His skin wasn’t warm to the touch, it was cool, too cold. So was hers. She rubbed his fingers, trying to force warmth back into him and wishing that she could be the one in that bed.
But she was there, at his side, helpless.
“Is this how you felt?” Skye asked him. “When I was taken and you were left behind, did you feel like this? Like you were being ripped apart, like you were losing your life…and there was nothing you could do but stand there and watch it all fall away?”
He didn’t answer her. He couldn’t. A tube was shoved down his throat. He couldn’t breathe on his own. They’d operated on him—three times. He hadn’t regained consciousness since the EMTs had hauled him out of that apartment.
It looked like something out of a horror movie.
“There’s no one for me to fight.” Her voice had gone hoarse. From the tears? Or from all the hours she’d talked to him?
Skye hadn’t slept. She couldn’t.
“I want to hurt the man who did this to you, but he’s gone.” And she was there. Holding him. “I need to confess something to you.”
She heard the rustle of the curtain behind her.
Skye didn’t look away from Trace.
“I would have killed Reese for you. I would have killed anyone to protect you.” She swallowed, trying to ease the ache in her throat so that she could keep talking. “I was never afraid of the darkness that you carried. Because inside, I’ve got that same darkness. I think…I think I just hide it better than you do.”
She hid her true self from everyone, but him.
“I would’ve killed them. I would’ve done anything for you.” Her hand lifted. She brushed her fingers over his still cheek. “I still will. I’ll do anything, Trace, just please, please come back to me. Because there is one thing I can’t do…I can’t live without you.” She didn’t want to try.
A hand touched her shoulder. “
Skye.”
Alex’s voice. He’d heard her confession. She didn’t care. She didn’t care about anything but Trace.
“Has there been any change?” Alex asked her.
Her fingers slid back down to hold Trace’s hand. “Not yet. But there will be. He’s coming back to me.”
Alex’s hand fell away from her. “I heard that…” He cleared his throat. “I heard that Claire Kramer and Drake Archer will be discharged soon.”
Skye nodded. “That’s good.” They’d healed. Trace would, too.
“Noah York is improving. He lost a lot of blood, so the docs aren’t ready to release him yet.” Alex paused. “Noah said that Weston saved his life, and Claire…she said you are the only reason she’s still here.”
She still didn’t look away from Trace. She just needed him to open his eyes. Once he opened his eyes, everything would be all right.
“I saw Reese following me when I left the station. I’d thought that Weston sent him after me.”
She slipped her fingers over Trace’s knuckles. Her engagement ring gleamed up at her. “You always think the worst of Trace.”
“I thought he’d killed Parker because he loved you and wanted you safe.” Alex cleared his throat. “But we found evidence at Reese’s place. Photos. He’d been following Parker. Meeting with him.”
“I guess they both wanted the same thing,” Skye whispered. “To destroy Trace.”
“Reese was…involved with Sara.

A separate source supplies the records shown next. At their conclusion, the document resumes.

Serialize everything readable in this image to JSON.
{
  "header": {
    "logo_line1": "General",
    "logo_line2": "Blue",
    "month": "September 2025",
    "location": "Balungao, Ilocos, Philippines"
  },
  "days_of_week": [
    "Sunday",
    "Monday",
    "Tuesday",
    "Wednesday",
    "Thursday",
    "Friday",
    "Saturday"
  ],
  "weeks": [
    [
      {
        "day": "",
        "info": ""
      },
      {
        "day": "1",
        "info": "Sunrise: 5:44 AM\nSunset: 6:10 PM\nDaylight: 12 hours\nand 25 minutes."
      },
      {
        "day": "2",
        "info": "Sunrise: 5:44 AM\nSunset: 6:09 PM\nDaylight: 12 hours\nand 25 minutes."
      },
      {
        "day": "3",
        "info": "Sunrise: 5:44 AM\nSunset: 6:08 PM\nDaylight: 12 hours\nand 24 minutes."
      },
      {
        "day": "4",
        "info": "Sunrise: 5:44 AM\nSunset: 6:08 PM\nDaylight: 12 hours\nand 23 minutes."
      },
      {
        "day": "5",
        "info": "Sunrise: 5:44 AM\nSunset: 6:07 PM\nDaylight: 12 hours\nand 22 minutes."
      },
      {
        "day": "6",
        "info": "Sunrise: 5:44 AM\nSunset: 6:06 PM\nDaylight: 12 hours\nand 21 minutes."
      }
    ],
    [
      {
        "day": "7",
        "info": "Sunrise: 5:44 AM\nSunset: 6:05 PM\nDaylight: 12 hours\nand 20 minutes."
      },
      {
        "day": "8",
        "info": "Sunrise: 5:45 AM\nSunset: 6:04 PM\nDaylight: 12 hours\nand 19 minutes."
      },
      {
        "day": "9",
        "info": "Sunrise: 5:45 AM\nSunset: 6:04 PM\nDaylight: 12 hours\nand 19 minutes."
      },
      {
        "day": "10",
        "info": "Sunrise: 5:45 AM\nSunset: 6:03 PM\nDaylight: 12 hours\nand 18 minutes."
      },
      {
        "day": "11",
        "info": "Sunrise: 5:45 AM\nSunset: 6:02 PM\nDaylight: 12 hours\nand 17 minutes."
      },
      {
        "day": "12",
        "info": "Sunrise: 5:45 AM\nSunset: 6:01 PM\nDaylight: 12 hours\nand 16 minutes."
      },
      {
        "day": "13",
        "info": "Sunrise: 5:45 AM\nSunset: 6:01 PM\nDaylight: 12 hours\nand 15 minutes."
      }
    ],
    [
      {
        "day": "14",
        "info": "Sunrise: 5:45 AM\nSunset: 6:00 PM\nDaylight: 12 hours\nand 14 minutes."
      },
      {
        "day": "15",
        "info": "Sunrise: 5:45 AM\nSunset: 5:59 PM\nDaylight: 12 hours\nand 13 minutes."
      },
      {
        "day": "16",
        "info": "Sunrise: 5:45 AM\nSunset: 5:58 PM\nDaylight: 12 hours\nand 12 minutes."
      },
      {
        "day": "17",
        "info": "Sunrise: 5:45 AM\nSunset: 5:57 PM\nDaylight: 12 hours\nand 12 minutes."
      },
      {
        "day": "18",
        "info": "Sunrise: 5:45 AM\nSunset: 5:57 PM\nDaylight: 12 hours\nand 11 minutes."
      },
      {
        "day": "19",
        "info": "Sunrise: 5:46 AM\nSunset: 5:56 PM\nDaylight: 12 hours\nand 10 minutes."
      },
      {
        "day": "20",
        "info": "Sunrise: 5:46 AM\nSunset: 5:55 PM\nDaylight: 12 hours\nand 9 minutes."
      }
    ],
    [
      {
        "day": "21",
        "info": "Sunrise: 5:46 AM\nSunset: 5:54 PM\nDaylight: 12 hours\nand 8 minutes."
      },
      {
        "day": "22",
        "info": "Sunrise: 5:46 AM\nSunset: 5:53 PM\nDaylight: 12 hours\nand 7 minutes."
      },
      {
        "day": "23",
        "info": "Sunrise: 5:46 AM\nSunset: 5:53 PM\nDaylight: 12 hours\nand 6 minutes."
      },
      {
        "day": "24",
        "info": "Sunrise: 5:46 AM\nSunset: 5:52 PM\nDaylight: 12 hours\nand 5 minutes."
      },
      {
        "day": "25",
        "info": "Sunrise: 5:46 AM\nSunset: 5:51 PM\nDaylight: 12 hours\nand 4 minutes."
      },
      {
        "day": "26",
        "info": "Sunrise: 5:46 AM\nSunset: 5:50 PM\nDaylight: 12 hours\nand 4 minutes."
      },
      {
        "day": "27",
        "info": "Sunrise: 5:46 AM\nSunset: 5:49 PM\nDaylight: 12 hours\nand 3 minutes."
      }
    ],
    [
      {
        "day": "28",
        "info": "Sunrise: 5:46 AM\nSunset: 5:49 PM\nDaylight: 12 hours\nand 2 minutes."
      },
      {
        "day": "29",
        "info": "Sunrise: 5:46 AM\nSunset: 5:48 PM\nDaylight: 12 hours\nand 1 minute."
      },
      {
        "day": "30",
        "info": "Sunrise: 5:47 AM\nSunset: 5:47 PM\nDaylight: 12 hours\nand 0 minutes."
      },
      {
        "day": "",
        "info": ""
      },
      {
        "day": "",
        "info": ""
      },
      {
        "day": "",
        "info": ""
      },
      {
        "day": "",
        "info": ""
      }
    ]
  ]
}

We showed one of Sara’s neighbors a picture of him, and the neighbor confirmed that he’d been there to visit her several times.”
“He was just using her. He used her, and he killed her.” And Skye had trusted him.
When you put your trust in the wrong person, you opened yourself up for all kinds of hurt.
Skye didn’t think it was possible to hurt more than she did then.
“What I don’t understand…” Alex’s shoulder brushed against hers. “What I don’t understand is why I didn’t get killed, too. He had me. Reese knocked me out. He could’ve killed me at any point.”